Coverage Losses Expected
Heather O’Loughlin, with the Montana Budget and Policy Center, an organization that advocates for social services for people who have low incomes, says health coverage losses like those experienced in Arkansas are expected in Montana too.
“There are going to be a number of enrollees that will be subject to these requirements,” O’Loughlin says. “And what we’ve seen in other states — Arkansas in particular — is that the vast majority of those that are subject to the requirements … often have challenges in reporting their hours.”
After Montana state health department officials watched around 17,000 people in New Hampshire fail to comply with that state’s policy, Montana increased its estimate of how many residents it expects its own new law to impact.
State officials now project 4-12% of current Medicaid enrollees will be affected: They will either fail to meet the work requirements in the law, or won’t comply with the monthly reporting process regarding their work hours and status. That means up to 12,000 people could lose health coverage in Montana. (Like most adults on Medicaid across the U.S., the majority of enrollees in Montana are already working.)
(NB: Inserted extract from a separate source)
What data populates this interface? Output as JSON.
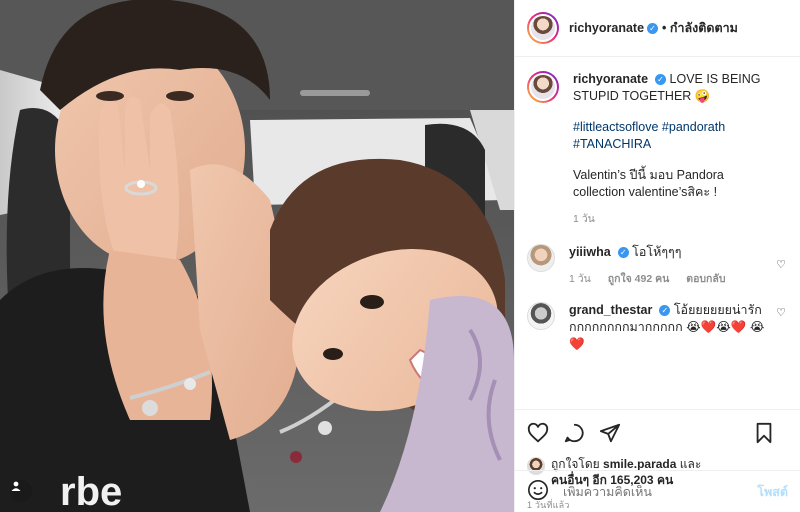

The work-requirements policy passed the Montana legislature with unanimous support from Democrats and in May was signed by Gov. Steve Bullock — also a Democrat, who is now running for president on his track record of political wins in a state that leans conservative.
The policy was a political compromise. Medicaid expansion in Montana was due to expire this summer, and Republicans refused to renew it without a work requirement. Even now, conservative leaders in the statehouse say the bill that passed didn’t go far enough and the work requirements are weak.
But Republican state Rep. Ed Buttrey, who helped push the “work requirements” bill into law, disagrees. He expects some people will lose health coverage, but says the requirements are not meant to be punitive.
“We never set a number of people to try to purposely disenroll,” Buttrey says. “We wanted to find out how many people are truly able-bodied and not working — who should be doing more to benefit themselves and their family, but weren’t.”
The Trump administration, which encourages states to add work requirements to Medicaid, claims such policies could improve health outcomes and get people out of poverty.
Montana submitted its workforce requirement proposal to the federal government at the end of August. According to the program’s timeline, the requirements would start in January 2020, if approved by the Trump administration.